“New Orleans holds the kind of story so many communities around the world can relate to — one of hardship and triumph, community and reinvention.” Kelly STOETZEL, TED content director
For years, New Orleans visual artist and entrepreneur Brandan Odums has been an avid fan of the popular conference TED, where global leaders in a variety of fields share their ideas in 20-minute talks that are broadcast across the Internet.
Next month, he’ll be the one doing the presenting, as one of 20 scientists, designers, artists, technologists and other creative thinkers who will converge on New Orleans to share their ideas with 400 middle and high school students as part of the 3rd annual TEDYouth event.
“New Orleans holds the kind of story so many communities around the world can relate to — one of hardship and triumph, community and reinvention,” said Kelly Stoetzel, TED content director and TEDYouth curator.
“As we searched for a global hub for this year’s TEDYouth, that grit — combined with the city’s commitment to education reform and rebuilding — helped make it a natural choice.”
The conference, which is free and will be held Nov. 16 at the Civic Theatre, is open to students who fill out an application online. According to Cloe Shasha, a member of the TED content and creative team, the youth event offers the same caliber of speakers as other TED events, but with shorter talks and presentations that are more story-based and designed to inspire students to find and explore their passions.
Shasha said TED held its first two annual youth events in New York City, but wanted to bring the event to a different location in order to connect with more people.
This year’s event has the theme “Spark,” and Shasha said the creative energy and growth that New Orleans is experiencing made it an attractive locale for the conference.
In addition to speakers coming in from across the country, a handful of the presenters are from New Orleans.
Odums, 28, said he was elated when TED offered him a chance to speak at the event. “It was one of those invitations I was never expecting,” he said.
A graduate of Edna Karr High School and the New Orleans Center for Creative Arts, Odums is the founder of 2-cent entertainment, which produces creative and educational content for a youth demographic.
He is also known for his work on “Project Be,” in which he painted murals of civil rights heroes on the walls of the abandoned Florida housing project.
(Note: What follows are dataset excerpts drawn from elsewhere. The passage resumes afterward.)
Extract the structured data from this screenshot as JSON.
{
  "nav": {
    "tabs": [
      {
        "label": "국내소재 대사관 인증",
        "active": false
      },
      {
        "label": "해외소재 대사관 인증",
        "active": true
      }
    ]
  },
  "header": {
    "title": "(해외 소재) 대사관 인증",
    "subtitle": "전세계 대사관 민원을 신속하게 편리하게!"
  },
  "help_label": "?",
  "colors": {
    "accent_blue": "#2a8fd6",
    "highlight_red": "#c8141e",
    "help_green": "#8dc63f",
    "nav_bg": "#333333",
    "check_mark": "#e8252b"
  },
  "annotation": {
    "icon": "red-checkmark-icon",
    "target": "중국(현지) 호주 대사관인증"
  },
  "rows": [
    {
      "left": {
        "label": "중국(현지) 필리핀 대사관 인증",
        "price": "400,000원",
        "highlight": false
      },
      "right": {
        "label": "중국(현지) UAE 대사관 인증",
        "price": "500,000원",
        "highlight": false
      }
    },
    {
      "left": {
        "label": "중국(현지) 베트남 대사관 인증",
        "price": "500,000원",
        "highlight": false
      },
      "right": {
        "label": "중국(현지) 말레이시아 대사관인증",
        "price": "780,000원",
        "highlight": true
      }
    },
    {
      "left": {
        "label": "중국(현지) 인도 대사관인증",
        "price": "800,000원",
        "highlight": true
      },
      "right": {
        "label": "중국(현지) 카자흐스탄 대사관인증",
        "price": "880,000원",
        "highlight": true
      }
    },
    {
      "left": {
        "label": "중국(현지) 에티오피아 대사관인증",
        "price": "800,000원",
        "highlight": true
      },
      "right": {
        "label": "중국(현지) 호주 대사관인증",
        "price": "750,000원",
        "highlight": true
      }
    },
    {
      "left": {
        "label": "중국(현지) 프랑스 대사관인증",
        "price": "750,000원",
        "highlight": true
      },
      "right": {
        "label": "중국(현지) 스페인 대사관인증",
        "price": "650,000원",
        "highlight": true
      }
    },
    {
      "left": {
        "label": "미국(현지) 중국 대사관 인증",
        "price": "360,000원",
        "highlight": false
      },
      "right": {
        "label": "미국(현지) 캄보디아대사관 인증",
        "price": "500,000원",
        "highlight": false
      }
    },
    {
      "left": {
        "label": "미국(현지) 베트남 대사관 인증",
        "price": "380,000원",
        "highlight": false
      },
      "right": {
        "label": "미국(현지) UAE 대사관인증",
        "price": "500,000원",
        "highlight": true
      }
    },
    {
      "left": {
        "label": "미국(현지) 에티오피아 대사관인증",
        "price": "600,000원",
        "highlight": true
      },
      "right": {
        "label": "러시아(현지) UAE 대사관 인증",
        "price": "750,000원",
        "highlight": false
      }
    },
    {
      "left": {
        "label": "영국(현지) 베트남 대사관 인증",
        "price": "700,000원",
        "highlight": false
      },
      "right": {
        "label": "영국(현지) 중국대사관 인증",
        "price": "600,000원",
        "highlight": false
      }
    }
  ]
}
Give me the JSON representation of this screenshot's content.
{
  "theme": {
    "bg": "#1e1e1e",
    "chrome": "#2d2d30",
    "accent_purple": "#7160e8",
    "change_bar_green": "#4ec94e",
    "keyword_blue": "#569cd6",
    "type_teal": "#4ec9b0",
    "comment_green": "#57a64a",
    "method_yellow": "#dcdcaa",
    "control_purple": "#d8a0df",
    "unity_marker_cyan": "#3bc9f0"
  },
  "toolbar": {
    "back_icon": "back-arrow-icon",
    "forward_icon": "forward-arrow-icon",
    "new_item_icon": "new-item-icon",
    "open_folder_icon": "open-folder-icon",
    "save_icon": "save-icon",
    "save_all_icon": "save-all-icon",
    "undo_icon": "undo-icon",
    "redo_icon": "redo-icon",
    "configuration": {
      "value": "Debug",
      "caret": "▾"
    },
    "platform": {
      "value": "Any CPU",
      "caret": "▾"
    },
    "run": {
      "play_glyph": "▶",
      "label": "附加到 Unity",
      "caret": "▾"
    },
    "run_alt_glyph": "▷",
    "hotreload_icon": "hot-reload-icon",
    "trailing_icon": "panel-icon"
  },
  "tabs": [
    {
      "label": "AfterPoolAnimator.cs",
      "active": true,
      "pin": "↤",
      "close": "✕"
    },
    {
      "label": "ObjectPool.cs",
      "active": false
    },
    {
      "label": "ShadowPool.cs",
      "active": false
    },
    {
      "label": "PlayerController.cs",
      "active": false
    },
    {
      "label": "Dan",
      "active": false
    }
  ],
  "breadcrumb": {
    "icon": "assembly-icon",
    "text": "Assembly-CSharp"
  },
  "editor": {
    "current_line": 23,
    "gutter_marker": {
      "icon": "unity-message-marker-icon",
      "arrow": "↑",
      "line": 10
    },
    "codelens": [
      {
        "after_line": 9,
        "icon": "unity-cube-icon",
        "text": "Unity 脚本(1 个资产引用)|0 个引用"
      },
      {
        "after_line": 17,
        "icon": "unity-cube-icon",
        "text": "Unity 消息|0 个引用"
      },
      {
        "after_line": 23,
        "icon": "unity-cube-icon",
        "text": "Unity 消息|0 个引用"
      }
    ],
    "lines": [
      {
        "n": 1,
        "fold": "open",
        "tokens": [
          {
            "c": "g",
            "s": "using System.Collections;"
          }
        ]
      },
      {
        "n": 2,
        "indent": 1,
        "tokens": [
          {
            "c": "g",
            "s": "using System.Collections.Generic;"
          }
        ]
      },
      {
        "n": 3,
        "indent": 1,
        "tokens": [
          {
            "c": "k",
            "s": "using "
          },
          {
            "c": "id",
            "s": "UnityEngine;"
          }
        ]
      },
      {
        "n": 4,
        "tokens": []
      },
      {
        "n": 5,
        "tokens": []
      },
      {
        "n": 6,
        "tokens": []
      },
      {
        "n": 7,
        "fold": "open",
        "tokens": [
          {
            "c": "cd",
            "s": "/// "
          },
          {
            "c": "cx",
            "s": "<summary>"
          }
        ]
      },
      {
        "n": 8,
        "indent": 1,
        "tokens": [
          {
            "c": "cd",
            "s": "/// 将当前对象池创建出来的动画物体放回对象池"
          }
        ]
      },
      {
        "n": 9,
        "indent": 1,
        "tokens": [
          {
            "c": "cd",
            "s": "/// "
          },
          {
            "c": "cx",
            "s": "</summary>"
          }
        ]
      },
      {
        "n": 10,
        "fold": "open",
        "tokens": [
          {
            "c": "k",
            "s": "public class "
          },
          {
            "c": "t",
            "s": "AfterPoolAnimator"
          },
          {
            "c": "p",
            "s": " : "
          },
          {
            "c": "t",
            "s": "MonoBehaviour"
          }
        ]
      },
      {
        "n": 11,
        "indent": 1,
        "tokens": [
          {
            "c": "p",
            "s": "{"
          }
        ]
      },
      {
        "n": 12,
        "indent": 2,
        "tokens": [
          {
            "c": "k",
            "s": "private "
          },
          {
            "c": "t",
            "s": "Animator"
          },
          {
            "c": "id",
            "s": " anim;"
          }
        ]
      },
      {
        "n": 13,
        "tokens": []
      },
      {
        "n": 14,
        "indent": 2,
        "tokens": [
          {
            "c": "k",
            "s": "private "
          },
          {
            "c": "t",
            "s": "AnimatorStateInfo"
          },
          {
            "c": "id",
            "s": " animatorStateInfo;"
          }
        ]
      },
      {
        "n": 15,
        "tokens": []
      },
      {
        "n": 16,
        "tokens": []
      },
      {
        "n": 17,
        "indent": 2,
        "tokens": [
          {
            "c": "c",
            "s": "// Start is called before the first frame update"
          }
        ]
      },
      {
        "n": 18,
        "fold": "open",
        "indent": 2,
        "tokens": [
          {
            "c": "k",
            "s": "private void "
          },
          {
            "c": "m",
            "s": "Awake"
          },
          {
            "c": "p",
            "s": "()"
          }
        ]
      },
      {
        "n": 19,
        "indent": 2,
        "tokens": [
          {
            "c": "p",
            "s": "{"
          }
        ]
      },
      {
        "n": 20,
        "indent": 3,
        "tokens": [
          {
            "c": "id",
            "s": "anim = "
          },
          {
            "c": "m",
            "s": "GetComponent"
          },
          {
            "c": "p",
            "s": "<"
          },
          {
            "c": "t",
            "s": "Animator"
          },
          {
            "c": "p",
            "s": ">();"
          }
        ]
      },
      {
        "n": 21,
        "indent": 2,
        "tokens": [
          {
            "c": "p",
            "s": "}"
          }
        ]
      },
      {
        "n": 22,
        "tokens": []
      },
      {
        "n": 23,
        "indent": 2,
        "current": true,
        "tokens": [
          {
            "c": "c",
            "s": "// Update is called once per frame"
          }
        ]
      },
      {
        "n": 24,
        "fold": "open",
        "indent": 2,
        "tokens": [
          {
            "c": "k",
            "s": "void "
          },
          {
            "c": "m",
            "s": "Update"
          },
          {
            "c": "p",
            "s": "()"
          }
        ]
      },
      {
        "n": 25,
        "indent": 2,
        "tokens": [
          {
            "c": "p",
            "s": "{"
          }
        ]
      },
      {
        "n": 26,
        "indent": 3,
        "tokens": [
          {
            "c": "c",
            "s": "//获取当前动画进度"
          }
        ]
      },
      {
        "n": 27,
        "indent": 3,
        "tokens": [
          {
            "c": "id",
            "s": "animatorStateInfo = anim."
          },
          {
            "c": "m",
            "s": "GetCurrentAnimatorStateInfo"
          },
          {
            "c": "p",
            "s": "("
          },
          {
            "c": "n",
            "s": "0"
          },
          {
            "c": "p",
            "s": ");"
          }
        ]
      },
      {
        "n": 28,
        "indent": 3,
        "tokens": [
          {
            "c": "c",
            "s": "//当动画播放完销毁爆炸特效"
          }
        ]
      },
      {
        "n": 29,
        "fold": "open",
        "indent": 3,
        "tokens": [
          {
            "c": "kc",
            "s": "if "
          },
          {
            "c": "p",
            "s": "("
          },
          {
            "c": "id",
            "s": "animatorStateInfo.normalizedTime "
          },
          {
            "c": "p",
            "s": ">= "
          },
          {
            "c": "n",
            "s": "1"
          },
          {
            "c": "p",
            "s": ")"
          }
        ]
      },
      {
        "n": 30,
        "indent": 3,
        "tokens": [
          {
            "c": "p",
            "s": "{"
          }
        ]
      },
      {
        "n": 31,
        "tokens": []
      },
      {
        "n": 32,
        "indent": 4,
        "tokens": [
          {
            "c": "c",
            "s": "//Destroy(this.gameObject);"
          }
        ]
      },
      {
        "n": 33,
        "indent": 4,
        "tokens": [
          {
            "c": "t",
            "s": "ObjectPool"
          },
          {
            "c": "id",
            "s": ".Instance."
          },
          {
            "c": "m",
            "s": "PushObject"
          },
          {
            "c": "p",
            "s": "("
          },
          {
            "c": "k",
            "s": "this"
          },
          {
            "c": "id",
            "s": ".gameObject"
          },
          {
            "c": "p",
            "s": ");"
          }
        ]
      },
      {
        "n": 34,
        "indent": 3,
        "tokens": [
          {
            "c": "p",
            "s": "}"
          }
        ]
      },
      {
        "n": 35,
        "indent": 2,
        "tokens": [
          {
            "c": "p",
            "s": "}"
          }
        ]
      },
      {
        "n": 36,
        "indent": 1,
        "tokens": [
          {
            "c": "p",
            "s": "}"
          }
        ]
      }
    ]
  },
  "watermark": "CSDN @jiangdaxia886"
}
Odums said one of the things he hopes to get across to kids who attend the event is the power of their voices in the digital age.
“I want them to understand that they don’t need to wait until they have a uniform or are a politician to effectively change their community,” he said.
Other New Orleans presenters are: Sonny Lee, founder of the non-profit Son of a Saint, which aids fatherless boys; Lolis Eric Elie, a writer for the HBO show “Treme”; Tulane student and baseball researcher Cam Perron; and local slam poet Justin Lamb.
Shasha said that in addition to the official youth event being held in New Orleans, cities across the country will be holding TEDxYouthDay events at the same time. Those interested in registering for the conference can do so at www.ted.com/tedyouth.